6:55 Ginette Lamarche
Il s’inquiète toutefois du peu de choix, du peu de place laissée aux femmes.
6:58 Ziad Medouk
Je pense ici il y a un problème. C’est la femme palestinienne qui est perdante. Pour des familles il y a l’aspect social, c’est l’honneur. Ça veut dire pour eux c’est un honneur de donner ma fille à un ex-prisonnier parce que l’ex-prisonnier il a une image très positive dans les familles palestiniennes. Donc c’est un honneur. Donc ici reste le problème d(u) choix de (la) fille. Est-ce qu’elle était d’accord ou pas d’accord? Donc ici, je pense, il y a l’enjeu économique et social qui domine le choix de cette fille.

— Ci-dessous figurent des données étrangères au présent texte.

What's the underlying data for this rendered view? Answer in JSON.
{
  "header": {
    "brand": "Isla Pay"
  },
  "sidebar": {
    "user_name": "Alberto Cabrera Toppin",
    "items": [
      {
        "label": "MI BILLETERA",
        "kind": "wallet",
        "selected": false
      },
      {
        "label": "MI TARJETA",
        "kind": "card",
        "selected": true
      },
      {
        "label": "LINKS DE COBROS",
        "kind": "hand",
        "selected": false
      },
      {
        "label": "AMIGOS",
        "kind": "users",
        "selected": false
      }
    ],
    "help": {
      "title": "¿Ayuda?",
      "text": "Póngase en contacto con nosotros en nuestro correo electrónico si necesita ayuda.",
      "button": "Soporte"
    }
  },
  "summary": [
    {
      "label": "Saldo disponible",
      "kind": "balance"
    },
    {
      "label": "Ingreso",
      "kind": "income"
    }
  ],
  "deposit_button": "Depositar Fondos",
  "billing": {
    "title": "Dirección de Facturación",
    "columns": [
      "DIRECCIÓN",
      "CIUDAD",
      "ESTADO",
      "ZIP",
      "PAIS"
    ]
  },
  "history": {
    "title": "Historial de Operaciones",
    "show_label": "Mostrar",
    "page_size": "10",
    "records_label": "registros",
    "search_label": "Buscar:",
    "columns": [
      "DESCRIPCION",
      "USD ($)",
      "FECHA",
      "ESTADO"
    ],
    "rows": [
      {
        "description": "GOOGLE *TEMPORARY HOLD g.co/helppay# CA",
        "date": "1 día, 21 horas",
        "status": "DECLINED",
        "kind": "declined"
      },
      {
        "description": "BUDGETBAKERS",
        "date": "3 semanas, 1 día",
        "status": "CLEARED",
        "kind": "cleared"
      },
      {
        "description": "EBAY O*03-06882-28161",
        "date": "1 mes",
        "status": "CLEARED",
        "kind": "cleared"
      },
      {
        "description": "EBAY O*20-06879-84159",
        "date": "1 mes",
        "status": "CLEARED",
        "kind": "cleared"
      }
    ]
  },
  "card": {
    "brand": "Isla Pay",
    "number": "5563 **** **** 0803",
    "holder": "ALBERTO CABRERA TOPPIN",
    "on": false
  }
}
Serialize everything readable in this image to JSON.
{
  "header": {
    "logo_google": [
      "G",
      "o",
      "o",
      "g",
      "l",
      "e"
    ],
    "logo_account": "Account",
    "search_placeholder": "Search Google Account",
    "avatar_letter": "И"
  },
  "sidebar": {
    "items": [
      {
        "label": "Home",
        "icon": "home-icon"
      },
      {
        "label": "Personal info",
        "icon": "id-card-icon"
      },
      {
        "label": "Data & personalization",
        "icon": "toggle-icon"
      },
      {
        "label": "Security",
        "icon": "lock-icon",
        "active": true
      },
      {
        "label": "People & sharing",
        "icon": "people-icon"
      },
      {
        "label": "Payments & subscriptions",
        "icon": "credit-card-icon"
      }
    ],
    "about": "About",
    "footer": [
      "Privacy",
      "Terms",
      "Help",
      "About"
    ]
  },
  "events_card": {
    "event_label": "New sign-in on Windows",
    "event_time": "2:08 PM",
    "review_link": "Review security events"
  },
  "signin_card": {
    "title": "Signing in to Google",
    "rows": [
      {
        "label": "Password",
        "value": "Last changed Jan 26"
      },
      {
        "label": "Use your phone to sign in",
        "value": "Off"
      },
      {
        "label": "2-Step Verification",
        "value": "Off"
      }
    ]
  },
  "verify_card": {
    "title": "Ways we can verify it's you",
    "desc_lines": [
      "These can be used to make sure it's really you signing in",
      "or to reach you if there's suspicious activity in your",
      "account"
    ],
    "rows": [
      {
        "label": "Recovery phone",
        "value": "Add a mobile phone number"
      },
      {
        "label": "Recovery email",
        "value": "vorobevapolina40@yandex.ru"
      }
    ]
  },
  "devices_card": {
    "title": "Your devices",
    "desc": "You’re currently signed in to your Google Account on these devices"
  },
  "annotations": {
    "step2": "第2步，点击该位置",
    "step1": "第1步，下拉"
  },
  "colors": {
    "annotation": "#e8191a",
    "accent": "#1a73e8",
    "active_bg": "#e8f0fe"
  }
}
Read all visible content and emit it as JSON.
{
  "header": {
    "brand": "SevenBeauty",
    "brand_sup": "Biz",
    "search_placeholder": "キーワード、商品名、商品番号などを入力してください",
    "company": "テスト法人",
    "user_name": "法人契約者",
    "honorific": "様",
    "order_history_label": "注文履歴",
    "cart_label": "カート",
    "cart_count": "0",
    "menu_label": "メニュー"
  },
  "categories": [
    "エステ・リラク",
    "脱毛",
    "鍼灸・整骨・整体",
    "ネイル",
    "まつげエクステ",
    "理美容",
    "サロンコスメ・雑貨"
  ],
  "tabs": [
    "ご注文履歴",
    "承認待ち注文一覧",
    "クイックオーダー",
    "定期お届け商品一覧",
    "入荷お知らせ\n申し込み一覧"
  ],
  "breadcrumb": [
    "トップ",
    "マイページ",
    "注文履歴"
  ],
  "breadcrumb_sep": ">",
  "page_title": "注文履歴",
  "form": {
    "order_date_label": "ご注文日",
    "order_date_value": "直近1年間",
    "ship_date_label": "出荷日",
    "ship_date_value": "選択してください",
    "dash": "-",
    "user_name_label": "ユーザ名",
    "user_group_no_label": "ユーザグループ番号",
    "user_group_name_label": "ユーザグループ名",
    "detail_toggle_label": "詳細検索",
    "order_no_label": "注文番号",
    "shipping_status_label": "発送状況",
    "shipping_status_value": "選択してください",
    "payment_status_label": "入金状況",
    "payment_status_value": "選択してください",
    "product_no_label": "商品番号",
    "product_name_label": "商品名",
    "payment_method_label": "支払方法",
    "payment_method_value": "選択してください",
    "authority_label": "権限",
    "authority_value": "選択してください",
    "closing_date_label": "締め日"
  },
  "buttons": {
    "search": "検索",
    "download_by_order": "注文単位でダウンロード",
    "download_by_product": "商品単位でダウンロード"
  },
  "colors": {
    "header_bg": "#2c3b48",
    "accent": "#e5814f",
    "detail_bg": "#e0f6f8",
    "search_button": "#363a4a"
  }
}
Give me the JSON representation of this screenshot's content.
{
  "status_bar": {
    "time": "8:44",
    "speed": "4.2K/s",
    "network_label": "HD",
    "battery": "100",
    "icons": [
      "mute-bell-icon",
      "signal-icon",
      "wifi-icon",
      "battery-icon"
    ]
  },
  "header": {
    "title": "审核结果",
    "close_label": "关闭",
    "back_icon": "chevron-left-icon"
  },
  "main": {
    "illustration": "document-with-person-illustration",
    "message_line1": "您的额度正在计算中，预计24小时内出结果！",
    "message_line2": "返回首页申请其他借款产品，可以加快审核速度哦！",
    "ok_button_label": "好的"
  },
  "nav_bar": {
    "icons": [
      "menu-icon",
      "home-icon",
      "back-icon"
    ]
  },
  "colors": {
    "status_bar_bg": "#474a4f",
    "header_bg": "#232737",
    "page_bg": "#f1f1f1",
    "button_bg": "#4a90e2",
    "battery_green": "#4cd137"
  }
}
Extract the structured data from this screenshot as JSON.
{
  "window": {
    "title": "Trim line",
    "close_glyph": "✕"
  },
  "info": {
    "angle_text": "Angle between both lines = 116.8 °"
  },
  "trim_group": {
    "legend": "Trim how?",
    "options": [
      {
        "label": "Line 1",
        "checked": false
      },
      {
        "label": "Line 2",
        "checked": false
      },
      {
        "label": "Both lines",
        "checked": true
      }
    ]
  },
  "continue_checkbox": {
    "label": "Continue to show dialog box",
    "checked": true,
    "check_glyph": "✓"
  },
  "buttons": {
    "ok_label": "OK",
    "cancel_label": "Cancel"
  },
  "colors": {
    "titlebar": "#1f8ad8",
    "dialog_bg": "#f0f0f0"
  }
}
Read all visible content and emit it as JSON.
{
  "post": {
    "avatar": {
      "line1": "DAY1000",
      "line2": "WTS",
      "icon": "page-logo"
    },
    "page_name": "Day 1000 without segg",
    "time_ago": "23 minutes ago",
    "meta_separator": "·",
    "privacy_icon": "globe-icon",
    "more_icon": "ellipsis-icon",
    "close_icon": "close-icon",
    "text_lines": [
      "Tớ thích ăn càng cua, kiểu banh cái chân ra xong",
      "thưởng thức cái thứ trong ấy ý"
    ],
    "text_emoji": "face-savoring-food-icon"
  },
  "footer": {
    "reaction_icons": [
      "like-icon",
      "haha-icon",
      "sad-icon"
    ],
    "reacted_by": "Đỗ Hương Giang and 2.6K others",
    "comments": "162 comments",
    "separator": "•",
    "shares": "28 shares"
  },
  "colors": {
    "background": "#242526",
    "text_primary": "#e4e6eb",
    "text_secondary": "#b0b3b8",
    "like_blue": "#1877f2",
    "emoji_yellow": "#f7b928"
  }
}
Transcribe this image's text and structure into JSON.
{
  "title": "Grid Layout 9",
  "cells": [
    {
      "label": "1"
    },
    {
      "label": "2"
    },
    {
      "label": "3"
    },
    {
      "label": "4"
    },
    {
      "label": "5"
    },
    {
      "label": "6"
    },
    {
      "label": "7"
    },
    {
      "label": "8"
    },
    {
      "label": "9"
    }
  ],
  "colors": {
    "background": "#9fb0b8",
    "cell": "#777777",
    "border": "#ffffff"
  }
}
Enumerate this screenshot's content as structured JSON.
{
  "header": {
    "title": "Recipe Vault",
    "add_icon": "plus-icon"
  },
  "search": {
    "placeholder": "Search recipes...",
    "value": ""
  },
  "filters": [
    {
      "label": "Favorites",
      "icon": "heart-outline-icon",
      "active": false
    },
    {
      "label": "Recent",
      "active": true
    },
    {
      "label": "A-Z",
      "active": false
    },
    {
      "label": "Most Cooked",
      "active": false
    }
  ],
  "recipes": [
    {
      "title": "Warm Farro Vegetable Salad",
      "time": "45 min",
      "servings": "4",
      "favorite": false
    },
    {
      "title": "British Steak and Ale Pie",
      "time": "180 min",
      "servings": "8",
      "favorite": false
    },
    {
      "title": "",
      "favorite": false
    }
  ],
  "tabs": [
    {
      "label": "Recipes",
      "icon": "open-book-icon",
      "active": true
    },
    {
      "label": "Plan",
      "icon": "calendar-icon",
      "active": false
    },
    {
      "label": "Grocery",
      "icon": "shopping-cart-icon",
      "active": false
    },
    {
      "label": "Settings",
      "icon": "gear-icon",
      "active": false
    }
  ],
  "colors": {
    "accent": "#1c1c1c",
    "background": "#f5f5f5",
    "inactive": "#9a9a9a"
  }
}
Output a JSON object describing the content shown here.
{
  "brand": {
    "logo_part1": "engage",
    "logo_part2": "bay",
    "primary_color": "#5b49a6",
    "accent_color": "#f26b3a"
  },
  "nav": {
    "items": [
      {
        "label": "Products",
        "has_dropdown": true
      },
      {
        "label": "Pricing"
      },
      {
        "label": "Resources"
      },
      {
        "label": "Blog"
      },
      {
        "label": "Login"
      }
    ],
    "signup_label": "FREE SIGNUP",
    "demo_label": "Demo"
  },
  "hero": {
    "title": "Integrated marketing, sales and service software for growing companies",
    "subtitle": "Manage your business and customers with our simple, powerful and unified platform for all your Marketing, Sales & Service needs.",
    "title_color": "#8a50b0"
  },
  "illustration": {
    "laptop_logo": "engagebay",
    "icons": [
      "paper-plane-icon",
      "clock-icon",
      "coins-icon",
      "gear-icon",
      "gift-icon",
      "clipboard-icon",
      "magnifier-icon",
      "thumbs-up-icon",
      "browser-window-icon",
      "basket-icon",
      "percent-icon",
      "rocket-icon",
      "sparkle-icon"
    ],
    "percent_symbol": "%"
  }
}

La femme palestinienne dans la bande de Gaza… comme d’habitude c’est elle l’opprimée parce qu’il y a pas vraiment un choix. Donc le choix c’était le prisonnier donc elle est obligée de choisir parce que c’est l’honneur de la famille, c’est l’honneur de la patrie donc il y a des raisons plus ou moins patriotiques et sociales qui dominent le choix de ce type de mariage.
7:42 Ginette Lamarche
Ziad critique surtout la récupération politique de cette pratique.
7:47 Ziad Medouk
Il restera toujours un mariage politique pour dire que ces prisonniers qui ont beaucoup souffert dans les prisons israéliennes, ils ont le droit de mener une nouvelle vie et la première chose c’est le mariage, c’est construire une nouvelle famille dans la bande de Gaza. Une région d’ensemble (incompréhensible), une région plus ou moins autonome. Donc, pour les familles palestiniennes c’est un honneur. Pour le gouvernement de Gaza, c’est une manipulation politique donc c’est une occasion de gagner du terrain et pour les prisonniers c’est une occasion de mener une nouvelle vie.
8:22 Ginette Lamarche
Ce qui inquiète le plus Marvette Arayesse c’est que ces mariages collectifs s’imposent de plus en plus.
8:27 Marvette Arayesse
J’ai bien peur que ça sera une coutume. Parce que ce n’était pas la coutume. La coutume… Le mariage c’est faire la fête. C’est la joie, c’est un moment de détente. C’est un moment de se défouler et si on va faire ça et on va mettre dans la conscience des gens que c’est ça le bon chemin, c’est ça le bon modèle, c’est ça l’exemple, moi j’ai bien peur qu’on va changer de coutume petit à petit et ce sera un recul. C’est sûr… C’est sûr.
8:57 Ginette Lamarche
Anoud et Fatma sont très reconnaissant aux groupes islamistes d’avoir organisé, financé leur mariage dans l’esprit de l’islam.
9:06 Anoud
Dans notre tradition, dans l’islam on s’appuie à tout ce qui est collectivité. Que ce soit le mariage, que ce soit la prière, que ce soit en famille cette tradition ou bien cette notion a bien dispar(u) dans les années 1980 et là ça reprend parce qu’il y a le développement des mouvements islamistes qui commencent à avoir le pouvoir et c’est pour ça qu’on reprend ces traditions-là de faire tout en commun
9:45 Michel Désautels
C’était un reportage de Ginette Lamarche à Gaza.
Référence supplémentaire
RIA Novosti (25 décembre 2010) : Cent couples s’unissent dans un mariage collectif à Gaza (100 couples tie knot at mass wedding in Gaza)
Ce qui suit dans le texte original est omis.